Women with breast cancer who receive aromatase inhibitors (AI) are at risk of bone mass loss and bone fracture. Many of these women have been previously treated with chemotherapy and/or tamoxifen, also with known deleterious bone effects. We studied the bone mineral status of a group of postmenopausal women with non-advanced breast cancer about to initiate AI treatment.
Between 2007 and 2010, 127 women aged 63±9 years were prospectively included. Clinical, epidemiological, analytical, radiological, and densitometric data were collected.

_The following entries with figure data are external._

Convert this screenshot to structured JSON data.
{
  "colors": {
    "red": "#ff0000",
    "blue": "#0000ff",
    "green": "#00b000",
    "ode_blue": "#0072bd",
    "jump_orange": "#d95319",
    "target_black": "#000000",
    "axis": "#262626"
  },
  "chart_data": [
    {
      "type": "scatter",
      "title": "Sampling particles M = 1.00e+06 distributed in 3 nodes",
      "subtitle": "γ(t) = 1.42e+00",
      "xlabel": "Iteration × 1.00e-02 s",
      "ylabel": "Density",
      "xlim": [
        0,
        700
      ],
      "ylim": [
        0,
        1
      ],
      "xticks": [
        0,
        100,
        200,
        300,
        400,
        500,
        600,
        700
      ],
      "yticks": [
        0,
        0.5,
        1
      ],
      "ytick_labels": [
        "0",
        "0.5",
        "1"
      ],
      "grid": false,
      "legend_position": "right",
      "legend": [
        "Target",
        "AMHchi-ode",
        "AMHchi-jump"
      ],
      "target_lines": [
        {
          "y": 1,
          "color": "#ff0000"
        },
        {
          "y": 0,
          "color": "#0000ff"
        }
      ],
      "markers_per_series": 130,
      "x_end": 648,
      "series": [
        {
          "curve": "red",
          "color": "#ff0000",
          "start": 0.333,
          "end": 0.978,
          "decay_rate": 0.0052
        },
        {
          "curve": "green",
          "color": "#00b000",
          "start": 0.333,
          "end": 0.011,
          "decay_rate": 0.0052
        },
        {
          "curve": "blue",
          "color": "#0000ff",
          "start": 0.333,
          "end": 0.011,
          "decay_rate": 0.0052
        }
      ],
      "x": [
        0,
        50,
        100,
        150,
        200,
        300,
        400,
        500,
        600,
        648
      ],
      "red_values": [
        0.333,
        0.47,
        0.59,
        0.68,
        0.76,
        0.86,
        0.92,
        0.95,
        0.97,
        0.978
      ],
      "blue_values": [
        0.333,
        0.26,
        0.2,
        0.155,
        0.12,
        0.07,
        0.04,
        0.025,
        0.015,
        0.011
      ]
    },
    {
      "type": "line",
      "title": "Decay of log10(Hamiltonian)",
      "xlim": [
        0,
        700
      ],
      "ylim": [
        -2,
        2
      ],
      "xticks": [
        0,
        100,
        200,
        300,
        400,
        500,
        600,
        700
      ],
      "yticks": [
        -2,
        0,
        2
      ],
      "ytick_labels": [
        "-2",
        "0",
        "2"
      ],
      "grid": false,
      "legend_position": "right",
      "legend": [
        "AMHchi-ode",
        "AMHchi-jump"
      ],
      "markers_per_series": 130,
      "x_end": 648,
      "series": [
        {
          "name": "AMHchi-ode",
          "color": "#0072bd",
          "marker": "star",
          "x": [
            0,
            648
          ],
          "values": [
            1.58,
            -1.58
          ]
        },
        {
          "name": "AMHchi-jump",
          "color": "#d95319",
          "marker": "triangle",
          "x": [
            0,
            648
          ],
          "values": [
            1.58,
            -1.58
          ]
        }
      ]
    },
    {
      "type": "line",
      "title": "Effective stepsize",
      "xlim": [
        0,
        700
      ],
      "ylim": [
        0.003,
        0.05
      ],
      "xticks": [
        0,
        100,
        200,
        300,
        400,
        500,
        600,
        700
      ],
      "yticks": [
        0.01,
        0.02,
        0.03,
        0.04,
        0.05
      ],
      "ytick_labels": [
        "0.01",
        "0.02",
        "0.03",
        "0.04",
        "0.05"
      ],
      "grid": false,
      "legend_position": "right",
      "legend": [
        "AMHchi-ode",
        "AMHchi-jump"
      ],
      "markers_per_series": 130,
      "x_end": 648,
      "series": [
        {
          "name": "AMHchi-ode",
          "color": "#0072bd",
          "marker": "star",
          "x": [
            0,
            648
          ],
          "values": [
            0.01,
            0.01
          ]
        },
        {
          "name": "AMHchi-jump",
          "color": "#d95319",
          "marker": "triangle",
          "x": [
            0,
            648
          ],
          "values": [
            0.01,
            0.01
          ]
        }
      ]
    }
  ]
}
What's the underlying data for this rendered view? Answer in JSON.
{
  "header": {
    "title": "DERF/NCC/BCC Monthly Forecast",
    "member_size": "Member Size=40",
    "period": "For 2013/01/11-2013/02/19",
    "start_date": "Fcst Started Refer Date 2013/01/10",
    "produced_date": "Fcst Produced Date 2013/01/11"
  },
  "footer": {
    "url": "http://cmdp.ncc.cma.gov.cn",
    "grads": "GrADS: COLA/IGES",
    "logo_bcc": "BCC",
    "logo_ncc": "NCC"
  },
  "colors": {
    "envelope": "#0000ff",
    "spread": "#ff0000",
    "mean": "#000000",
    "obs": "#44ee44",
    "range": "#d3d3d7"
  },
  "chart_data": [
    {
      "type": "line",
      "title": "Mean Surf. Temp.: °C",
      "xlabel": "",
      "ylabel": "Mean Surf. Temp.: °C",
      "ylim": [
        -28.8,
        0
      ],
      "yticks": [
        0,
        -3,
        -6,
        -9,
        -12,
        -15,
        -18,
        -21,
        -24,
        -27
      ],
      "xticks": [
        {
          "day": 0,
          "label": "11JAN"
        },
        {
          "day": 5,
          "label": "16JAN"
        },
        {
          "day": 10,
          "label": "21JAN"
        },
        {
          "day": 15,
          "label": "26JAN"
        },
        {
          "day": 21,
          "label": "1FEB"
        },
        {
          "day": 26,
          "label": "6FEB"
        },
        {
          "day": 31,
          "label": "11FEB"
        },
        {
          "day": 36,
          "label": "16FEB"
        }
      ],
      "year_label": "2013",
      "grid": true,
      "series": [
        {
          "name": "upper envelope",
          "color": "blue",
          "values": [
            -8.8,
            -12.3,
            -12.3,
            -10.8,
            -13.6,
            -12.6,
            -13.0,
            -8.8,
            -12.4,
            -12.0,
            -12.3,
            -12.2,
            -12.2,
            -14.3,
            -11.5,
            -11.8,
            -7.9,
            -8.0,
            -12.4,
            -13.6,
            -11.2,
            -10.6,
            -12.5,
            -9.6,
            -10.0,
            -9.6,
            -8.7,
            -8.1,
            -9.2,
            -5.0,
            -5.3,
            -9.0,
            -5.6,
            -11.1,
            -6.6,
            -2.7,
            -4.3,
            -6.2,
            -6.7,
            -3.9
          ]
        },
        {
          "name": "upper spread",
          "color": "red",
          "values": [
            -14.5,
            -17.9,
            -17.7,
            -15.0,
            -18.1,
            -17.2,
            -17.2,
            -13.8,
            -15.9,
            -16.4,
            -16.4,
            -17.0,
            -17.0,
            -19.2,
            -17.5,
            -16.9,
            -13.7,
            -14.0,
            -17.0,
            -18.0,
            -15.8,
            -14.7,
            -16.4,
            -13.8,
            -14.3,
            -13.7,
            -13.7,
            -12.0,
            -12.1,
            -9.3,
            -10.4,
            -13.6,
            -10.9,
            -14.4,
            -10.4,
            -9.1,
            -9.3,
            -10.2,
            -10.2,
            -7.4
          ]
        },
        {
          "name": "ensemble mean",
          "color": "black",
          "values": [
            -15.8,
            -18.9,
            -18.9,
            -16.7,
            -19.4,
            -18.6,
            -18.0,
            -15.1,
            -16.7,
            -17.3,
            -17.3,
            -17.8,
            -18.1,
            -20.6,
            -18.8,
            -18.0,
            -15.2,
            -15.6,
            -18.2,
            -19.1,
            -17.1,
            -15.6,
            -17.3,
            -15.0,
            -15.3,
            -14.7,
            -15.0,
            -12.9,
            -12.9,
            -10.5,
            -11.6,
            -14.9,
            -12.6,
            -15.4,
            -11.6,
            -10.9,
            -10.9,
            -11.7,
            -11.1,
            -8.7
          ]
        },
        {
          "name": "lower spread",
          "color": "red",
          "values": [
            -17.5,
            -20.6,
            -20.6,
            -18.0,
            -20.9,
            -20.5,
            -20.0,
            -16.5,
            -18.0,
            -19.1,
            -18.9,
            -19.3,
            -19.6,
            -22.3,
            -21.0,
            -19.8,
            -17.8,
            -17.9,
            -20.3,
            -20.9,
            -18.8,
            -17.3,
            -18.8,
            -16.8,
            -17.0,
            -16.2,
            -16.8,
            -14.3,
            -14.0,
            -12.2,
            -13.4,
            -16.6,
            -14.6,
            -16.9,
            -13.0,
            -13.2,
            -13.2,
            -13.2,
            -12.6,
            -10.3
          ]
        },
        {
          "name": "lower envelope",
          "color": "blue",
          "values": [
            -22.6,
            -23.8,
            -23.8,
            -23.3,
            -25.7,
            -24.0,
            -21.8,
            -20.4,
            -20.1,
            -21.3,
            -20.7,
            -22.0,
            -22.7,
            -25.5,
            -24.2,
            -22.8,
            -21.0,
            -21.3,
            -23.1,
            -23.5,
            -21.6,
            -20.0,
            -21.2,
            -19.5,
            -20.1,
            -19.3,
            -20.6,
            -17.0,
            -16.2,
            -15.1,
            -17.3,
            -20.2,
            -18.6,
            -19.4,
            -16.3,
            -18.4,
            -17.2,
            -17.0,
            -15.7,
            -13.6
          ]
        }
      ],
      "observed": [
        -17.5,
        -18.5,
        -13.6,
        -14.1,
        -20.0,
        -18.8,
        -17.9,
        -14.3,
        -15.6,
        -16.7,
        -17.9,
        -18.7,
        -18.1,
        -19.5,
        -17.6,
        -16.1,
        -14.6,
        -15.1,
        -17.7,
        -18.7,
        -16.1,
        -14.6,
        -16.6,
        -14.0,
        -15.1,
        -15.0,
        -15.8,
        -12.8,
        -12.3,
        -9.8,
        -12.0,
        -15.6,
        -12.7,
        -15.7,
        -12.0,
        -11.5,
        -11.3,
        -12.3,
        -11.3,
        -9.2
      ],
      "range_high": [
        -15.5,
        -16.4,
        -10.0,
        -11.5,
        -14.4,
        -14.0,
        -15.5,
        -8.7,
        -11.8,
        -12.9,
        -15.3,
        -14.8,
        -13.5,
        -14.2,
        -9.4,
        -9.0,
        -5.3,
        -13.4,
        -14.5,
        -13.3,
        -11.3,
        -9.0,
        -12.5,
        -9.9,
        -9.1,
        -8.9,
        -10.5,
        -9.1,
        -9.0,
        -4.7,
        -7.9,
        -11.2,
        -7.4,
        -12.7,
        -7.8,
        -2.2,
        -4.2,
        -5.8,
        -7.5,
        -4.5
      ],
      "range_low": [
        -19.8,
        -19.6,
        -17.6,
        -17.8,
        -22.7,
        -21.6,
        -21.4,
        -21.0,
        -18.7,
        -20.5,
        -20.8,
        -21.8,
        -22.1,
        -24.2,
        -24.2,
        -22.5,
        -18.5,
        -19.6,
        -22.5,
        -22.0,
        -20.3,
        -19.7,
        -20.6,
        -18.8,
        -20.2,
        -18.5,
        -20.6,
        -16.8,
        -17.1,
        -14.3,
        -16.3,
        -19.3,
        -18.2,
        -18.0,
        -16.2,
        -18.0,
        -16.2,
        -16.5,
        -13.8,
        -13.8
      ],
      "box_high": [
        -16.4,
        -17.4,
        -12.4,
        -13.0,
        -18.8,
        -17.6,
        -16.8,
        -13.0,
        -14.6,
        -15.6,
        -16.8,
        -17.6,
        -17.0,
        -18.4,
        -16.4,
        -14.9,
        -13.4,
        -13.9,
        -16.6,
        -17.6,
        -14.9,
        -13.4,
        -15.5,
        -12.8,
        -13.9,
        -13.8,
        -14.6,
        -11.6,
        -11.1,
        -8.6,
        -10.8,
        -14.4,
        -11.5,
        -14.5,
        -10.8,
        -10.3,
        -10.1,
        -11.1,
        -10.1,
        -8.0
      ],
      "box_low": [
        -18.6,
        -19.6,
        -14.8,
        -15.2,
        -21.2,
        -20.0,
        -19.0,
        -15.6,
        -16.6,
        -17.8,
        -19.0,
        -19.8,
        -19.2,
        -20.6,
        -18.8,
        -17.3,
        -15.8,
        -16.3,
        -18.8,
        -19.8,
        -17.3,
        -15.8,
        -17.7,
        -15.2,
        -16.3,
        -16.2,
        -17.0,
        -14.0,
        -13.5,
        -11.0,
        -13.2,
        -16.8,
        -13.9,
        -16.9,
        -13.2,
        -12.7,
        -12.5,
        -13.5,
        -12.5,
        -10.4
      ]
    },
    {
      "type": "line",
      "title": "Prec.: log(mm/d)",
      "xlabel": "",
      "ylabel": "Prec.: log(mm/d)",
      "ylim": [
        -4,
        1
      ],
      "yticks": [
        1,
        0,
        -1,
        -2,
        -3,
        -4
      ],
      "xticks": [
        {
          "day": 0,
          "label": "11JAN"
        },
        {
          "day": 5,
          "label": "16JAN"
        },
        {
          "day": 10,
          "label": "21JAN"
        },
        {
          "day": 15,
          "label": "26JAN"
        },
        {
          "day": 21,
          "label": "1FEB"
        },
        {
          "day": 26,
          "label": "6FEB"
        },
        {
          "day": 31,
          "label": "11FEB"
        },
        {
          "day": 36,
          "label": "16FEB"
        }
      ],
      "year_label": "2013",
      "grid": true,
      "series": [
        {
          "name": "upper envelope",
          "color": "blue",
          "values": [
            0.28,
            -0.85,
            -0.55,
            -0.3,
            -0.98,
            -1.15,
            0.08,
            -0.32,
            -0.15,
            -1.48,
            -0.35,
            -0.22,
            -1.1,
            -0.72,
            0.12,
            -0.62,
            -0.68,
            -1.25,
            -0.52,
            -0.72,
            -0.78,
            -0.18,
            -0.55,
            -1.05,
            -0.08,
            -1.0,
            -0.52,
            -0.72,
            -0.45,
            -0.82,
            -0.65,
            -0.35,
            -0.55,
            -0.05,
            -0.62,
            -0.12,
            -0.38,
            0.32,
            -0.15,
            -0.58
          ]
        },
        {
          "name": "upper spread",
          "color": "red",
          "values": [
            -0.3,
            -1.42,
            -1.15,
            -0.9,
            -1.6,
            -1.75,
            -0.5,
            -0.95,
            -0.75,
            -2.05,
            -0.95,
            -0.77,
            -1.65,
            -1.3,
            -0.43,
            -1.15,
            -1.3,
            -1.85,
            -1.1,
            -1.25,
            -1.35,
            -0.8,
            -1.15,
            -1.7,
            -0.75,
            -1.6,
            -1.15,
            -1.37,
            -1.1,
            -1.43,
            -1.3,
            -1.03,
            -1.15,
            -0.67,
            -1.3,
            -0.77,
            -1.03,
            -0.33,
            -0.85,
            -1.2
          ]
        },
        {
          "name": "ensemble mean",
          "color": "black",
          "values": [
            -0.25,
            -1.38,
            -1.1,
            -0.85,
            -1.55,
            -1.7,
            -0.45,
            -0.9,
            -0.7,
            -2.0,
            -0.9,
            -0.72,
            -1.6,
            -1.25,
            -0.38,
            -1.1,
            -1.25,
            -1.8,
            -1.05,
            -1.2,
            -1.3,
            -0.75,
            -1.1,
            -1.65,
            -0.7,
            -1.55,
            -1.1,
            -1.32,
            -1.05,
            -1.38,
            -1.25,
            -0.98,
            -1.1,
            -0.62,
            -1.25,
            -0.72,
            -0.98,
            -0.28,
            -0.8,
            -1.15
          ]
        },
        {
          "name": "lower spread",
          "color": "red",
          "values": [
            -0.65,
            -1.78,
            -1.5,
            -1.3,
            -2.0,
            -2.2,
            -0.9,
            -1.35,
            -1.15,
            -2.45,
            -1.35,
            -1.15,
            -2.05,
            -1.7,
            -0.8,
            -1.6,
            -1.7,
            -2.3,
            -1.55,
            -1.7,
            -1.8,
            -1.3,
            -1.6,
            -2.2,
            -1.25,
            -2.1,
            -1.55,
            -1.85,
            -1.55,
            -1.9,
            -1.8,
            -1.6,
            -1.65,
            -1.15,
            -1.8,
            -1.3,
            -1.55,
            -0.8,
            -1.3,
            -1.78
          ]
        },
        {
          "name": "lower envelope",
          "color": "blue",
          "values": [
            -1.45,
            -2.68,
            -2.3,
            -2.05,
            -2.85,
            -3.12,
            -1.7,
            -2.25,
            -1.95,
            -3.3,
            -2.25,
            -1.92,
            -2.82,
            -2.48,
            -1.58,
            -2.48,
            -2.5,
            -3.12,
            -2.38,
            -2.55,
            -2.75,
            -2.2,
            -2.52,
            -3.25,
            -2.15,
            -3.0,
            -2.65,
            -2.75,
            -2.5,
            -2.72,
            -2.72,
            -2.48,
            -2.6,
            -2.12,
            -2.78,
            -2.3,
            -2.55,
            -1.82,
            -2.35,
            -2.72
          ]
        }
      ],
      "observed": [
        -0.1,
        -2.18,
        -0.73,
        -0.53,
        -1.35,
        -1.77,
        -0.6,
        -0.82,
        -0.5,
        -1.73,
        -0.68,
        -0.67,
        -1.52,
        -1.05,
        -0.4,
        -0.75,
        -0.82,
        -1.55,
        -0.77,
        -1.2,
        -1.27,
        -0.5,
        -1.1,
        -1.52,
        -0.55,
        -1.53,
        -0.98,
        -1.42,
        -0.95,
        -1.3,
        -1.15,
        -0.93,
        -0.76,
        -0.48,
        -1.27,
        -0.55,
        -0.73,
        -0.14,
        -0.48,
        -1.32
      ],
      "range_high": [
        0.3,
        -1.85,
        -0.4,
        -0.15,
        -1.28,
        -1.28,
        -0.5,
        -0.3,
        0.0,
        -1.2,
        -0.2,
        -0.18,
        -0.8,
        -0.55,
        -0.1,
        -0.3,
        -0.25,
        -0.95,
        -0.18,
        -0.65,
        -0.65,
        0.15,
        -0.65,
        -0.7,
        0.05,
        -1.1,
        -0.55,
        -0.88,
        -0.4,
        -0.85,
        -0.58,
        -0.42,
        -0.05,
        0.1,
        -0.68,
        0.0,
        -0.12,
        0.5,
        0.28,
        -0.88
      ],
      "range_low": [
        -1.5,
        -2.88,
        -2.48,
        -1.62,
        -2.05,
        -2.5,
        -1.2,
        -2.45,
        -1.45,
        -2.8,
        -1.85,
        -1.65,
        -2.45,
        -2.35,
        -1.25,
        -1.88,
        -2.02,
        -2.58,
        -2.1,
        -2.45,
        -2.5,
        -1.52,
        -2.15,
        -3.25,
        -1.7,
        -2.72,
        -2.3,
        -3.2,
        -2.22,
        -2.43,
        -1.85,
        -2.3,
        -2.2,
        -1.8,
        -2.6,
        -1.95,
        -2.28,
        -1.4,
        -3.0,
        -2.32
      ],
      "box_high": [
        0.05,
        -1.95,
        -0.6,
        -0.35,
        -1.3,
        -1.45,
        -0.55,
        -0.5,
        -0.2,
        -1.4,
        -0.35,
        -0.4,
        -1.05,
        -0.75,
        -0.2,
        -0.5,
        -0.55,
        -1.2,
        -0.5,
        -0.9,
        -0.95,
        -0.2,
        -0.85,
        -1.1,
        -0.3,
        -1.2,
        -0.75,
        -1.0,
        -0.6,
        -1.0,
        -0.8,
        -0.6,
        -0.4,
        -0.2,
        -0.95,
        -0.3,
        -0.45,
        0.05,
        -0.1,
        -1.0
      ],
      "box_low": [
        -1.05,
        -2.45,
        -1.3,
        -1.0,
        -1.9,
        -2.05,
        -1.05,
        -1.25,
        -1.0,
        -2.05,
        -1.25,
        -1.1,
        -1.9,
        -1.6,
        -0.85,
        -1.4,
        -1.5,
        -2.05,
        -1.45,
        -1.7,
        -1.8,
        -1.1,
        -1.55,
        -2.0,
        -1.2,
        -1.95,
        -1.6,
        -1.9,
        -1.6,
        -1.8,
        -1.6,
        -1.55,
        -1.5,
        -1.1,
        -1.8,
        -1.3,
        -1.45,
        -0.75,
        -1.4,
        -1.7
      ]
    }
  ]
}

Prior to initiating AI treatment, the patients exhibited a high prevalence of bone mass loss (62.2%): 16.5% had osteoporosis and 45.7% osteopenia by OMS criteria. Besides, 7.4% of their dorso-lumbar spine x-rays revealed one or more vertebral fractures, all of which were found in patients with densitometry-defined osteoporosis or osteopenia. Surprisingly, 25-OH-vitamin D levels were normal (≥30 ng/ml) in 87.4% of the women. Obesity was prevalent (BMI 30±5). Their most common tumour was infiltrating ductal carcinoma (76.4%). The women who had received adjuvant chemotherapy (50%) were younger (59.1±8.3 vs. 66.2±8.2, p<.0001), and had greater total hip bone mass (.988±.138 vs. .935±.119, p=.048). The patients that had taken tamoxifen (37%) more often exhibited normal bone mass (55.3% vs. 27.5%, p=.009), and had greater bone mass at the femoral neck (.893±.113 vs. .826±.131, p=.003). In addition, they had lower bone turnover: lower osteocalcin (4.4±2.8 vs. 8.2±6.7, p<.0001) and deoxypyridinoline (7.1±2.4 vs. 8.3±3.3, p=.037).
This study shows that more than 60% of women about to initiate aromatase inhibitors for non-advanced breast cancer have low bone density and so high risk of fracture or re-fracture. These facts underscore the importance of screening their bone mass status and propose them preventive treatment.